Painting Zaha Hadid Architects
Im Gegensatz zur Fire Station, die sich kompositionell in das eher kantige und eckige Strukturgitter der sich kreuzenden Straßenachsen des Campus mit den rechteckigen Produktionsgebäuden entlang der zur Campus-Grenze sich leicht abknickenden Hauptachse (Charles Eames Straße) fügt, dominieren die Schwünge und Rundungen den „Landschaftsgarten-Pavillon“.
Die Architektin und ihr Chef-Designer haben mit beiden Bauwerken beeindruckende Antworten auf das unmittelbar zugeordnete Umfeld gefunden - sei es durch Architektur oder Natur geprägt.
Nur zwei Jahre nach dem Weiler Pavillon erhält Zaha Hadid den Auftrag für einen Straßenbahn-Terminal mit Parkplatz für Straßburg-Hoenheim.

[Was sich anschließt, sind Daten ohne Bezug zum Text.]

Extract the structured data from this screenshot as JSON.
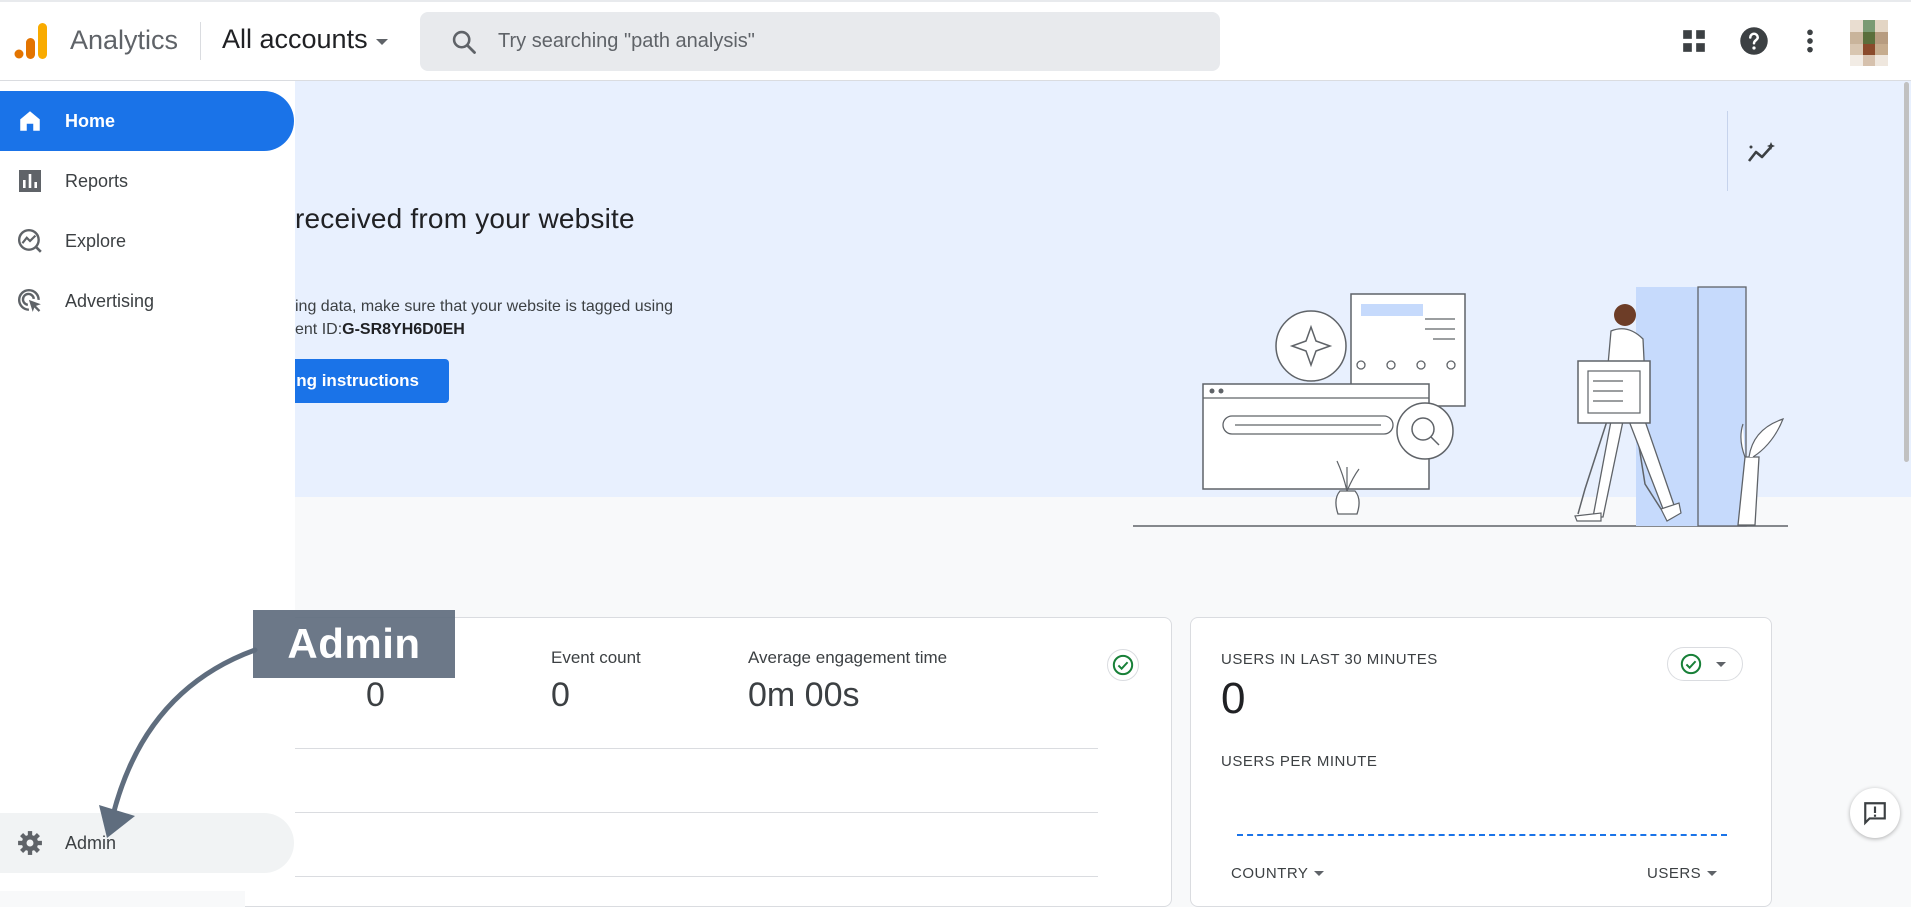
{
  "header": {
    "app_name": "Analytics",
    "account_label": "All accounts",
    "search_placeholder": "Try searching \"path analysis\""
  },
  "sidebar": {
    "items": [
      {
        "label": "Home",
        "icon": "home-icon",
        "active": true
      },
      {
        "label": "Reports",
        "icon": "bar-chart-icon"
      },
      {
        "label": "Explore",
        "icon": "explore-icon"
      },
      {
        "label": "Advertising",
        "icon": "advertising-icon"
      }
    ],
    "admin_label": "Admin"
  },
  "banner": {
    "title": "received from your website",
    "line1": "ing data, make sure that your website is tagged using",
    "line2_prefix": "ent ID:",
    "measurement_id": "G-SR8YH6D0EH",
    "button_label": "ng instructions"
  },
  "overview": {
    "metrics": [
      {
        "label": "Event count",
        "value": "0"
      },
      {
        "label": "Average engagement time",
        "value": "0m 00s"
      }
    ],
    "first_value": "0"
  },
  "realtime": {
    "title": "USERS IN LAST 30 MINUTES",
    "value": "0",
    "per_minute_label": "USERS PER MINUTE",
    "col_country": "COUNTRY",
    "col_users": "USERS"
  },
  "annotation": {
    "label": "Admin"
  },
  "colors": {
    "accent": "#1a73e8",
    "banner_bg": "#e8f0fe",
    "success": "#188038",
    "annotation_bg": "#5f6d7e"
  }
}
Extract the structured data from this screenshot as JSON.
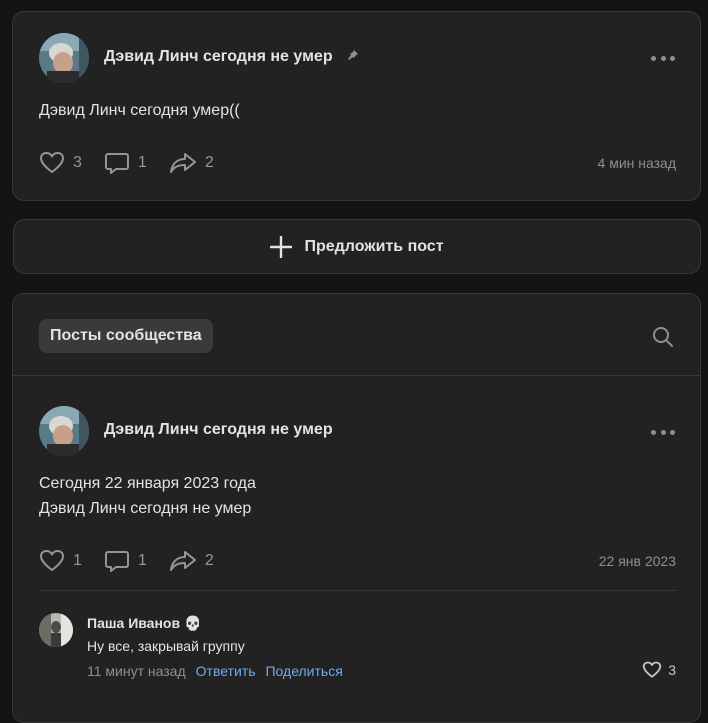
{
  "pinned_post": {
    "author": "Дэвид Линч сегодня не умер",
    "text": "Дэвид Линч сегодня умер((",
    "likes": "3",
    "comments": "1",
    "shares": "2",
    "time": "4 мин назад",
    "pinned": true
  },
  "suggest": {
    "label": "Предложить пост"
  },
  "feed": {
    "tab_label": "Посты сообщества",
    "post": {
      "author": "Дэвид Линч сегодня не умер",
      "text_line1": "Сегодня 22 января 2023 года",
      "text_line2": "Дэвид Линч сегодня не умер",
      "likes": "1",
      "comments": "1",
      "shares": "2",
      "time": "22 янв 2023"
    },
    "comment": {
      "author": "Паша Иванов",
      "emoji": "💀",
      "text": "Ну все, закрывай группу",
      "time": "11 минут назад",
      "reply_label": "Ответить",
      "share_label": "Поделиться",
      "likes": "3"
    }
  },
  "colors": {
    "background": "#141414",
    "card": "#222222",
    "link": "#71aaeb",
    "muted": "#8c8f93"
  }
}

Das Projekt wurde in den Jahren von 1998 bis 2001 fertiggestellt.
Foto Hélène Binet
Zu Beginn der 90er Jahre des vergangenen Jahrhunderts entschied sich die Stadt Straßburg, das Zentrum mit Stadtteilen durch eine Straßenbahnnetz zu verbinden. Dieses aus vielen europäischen Großstädten seit Jahrzehnten verbannte Verkehrsmittel erfuhr seine Wiederauferstehung. Da umfangreiche bauliche Maßnahmen für die „Tramway de Strasbourg“ getroffen werden mussten, lag es nahe, mit dem Projekt eine urbane Neugestaltung zu verbinden. Mit der Einbindung der Straßenbahnlinien in den Wohn - und Arbeitsbereich, kam den Haltestellen, insbesondere den Endstationen eine besondere Rolle zu. Hier mussten für viele in der Umgebung Straßburgs wohnende und in der Stadt beschäftigte Arbeiter oder Geschäftsleute geräumige Parkplätze errichtet werden. Das betraf auch Hoenheim, den nördlichen Terminal der Linie B.

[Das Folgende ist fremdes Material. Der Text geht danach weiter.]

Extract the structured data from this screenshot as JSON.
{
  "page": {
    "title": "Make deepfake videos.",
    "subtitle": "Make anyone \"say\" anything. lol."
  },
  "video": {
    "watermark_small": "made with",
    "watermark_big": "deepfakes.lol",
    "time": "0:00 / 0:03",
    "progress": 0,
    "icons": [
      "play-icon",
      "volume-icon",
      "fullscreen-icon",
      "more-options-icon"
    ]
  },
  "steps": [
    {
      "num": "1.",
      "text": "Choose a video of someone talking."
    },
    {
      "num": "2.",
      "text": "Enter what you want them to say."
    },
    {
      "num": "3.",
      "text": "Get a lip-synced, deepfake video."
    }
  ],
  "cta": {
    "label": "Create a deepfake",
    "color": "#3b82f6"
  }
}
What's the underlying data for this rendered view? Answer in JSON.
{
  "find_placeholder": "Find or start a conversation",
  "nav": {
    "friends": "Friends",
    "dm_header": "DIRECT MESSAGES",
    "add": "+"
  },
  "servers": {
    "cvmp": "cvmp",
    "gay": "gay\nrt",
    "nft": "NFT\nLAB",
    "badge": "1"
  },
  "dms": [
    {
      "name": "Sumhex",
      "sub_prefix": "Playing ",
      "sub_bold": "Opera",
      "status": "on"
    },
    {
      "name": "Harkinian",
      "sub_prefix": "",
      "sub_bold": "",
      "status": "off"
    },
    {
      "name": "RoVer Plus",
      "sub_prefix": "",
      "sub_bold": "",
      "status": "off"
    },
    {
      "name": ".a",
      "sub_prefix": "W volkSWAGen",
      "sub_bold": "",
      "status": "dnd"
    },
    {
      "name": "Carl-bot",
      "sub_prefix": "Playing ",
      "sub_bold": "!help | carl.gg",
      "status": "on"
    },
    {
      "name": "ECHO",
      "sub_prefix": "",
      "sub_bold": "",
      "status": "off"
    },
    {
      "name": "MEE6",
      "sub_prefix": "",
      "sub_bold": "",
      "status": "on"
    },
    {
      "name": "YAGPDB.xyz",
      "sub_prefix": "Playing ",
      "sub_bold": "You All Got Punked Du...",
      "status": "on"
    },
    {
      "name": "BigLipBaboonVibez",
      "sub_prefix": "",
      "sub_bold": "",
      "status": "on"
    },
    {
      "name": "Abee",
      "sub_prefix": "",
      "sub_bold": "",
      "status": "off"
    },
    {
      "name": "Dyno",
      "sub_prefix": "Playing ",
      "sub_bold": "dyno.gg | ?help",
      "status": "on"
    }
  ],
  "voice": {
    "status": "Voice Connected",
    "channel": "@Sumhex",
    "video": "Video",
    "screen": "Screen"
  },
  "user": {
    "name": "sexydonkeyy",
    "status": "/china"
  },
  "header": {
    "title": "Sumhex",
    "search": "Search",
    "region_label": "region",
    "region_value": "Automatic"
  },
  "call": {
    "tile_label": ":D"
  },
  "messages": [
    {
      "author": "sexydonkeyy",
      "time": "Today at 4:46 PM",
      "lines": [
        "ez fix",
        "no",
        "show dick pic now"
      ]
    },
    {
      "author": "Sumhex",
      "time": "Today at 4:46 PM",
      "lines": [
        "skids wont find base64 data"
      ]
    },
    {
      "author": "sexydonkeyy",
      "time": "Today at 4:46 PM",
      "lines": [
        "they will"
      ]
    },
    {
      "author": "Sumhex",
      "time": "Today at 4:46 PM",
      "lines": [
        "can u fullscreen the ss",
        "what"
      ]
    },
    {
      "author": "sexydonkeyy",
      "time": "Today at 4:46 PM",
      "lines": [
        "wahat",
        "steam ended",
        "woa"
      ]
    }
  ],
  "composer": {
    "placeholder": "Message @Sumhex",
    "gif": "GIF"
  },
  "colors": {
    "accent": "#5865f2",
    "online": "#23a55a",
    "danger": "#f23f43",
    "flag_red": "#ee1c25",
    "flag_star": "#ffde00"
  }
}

Es handelt sich hier um eine Kombination von weiträumigen Parkplätzen und einer großzügig gestalteten Haltestelle, die sich der Umgebung über den Winkel einer Straßenkreuzung geschickt angepasst hat. Skizzen und ein erster Plan haben die Möglichkeiten veranschaulicht, das Gelände optimal zu nutzen.

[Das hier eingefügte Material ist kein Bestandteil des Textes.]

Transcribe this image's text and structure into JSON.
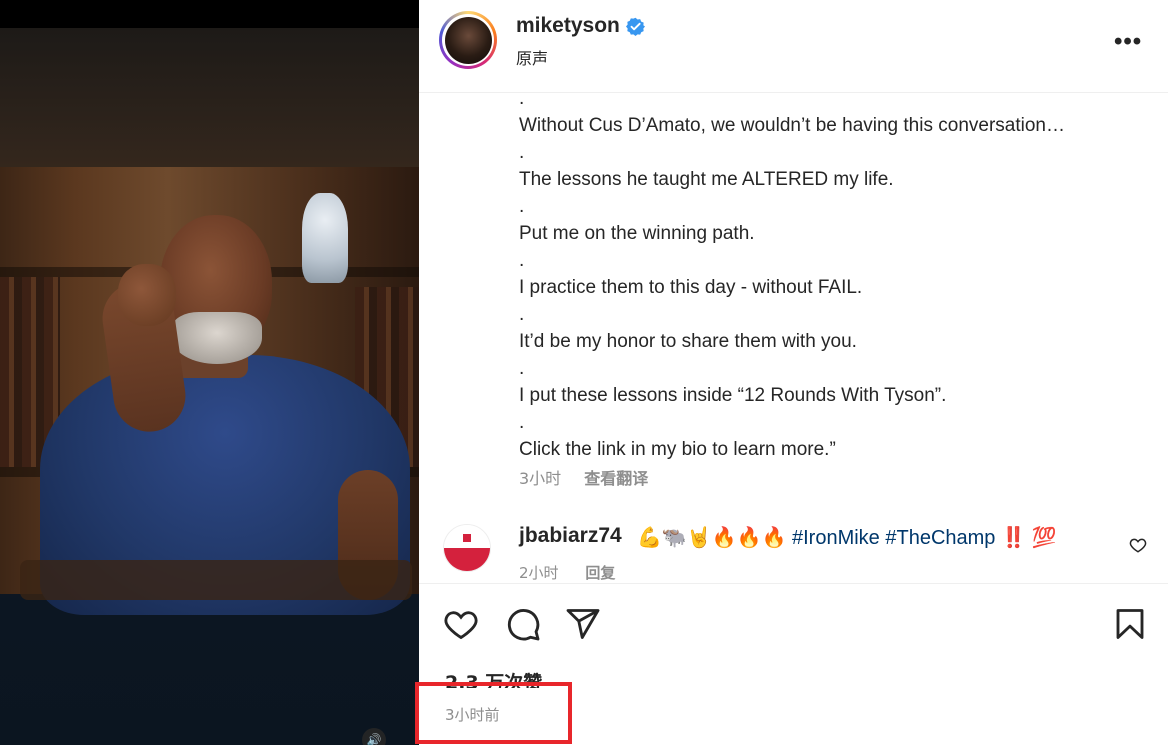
{
  "post": {
    "username": "miketyson",
    "verified": true,
    "audio_label": "原声",
    "more_icon": "more-horizontal-icon",
    "caption_lines": [
      ".",
      "Without Cus D’Amato, we wouldn’t be having this conversation…",
      ".",
      "The lessons he taught me ALTERED my life.",
      ".",
      "Put me on the winning path.",
      ".",
      "I practice them to this day - without FAIL.",
      ".",
      "It’d be my honor to share them with you.",
      ".",
      "I put these lessons inside “12 Rounds With Tyson”.",
      ".",
      "Click the link in my bio to learn more.”"
    ],
    "caption_time": "3小时",
    "translate_label": "查看翻译"
  },
  "comment": {
    "username": "jbabiarz74",
    "text_emoji": "💪🐃🤘🔥🔥🔥",
    "hashtags": [
      "#IronMike",
      "#TheChamp"
    ],
    "text_suffix": "‼️ 💯",
    "time": "2小时",
    "reply_label": "回复",
    "like_icon": "heart-outline-icon"
  },
  "actions": {
    "like_icon": "heart-outline-icon",
    "comment_icon": "speech-bubble-icon",
    "share_icon": "paper-plane-icon",
    "save_icon": "bookmark-icon"
  },
  "stats": {
    "likes": "2.3 万次赞",
    "post_time": "3小时前"
  },
  "video": {
    "mute_icon": "speaker-icon"
  },
  "colors": {
    "verified_blue": "#3897f0",
    "hashtag": "#00376b",
    "secondary_text": "#8e8e8e",
    "highlight_red": "#e8262b"
  }
}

Sketches © Zaha Hadid Architects
Sketches © Zaha Hadid Architects
Die Planung ging davon aus, verschiedene Bereiche und Linien einander überschneiden zu lassen, wie die beiden Skizzen zeigen. Dadurch entstehen kleinere und größere Felder, die sich scheinbar in- und auseinander bewegen. Zu vergleichen wäre diese Feld- und Liniendynamik mit einem elektromagnetischen Feld (Abbildung unten).
Jedes Feld, so Zaha Hadid/Architects, sollten fahrende Autos und Straßenbahnen, sowie die Bewegungen der Fahrräder und Fußgänger in den Strukturen widerspiegeln. Diese Überlegungen standen am Anfang, da von vornherein beabsichtigt war, dass der ständige Wechsel zwischen Autos, Straßenbahnen und Fahrrädern den räumlichen Wechsel und damit auch das Design definiert.
Die beeindruckende Luftaufnahme veranschaulicht das Szenarium: Ein weißes Hakenfeld umgreift die Parkplätze und die Haltestelle, die sich ihrerseits aus zwei Haken zusammensetzt.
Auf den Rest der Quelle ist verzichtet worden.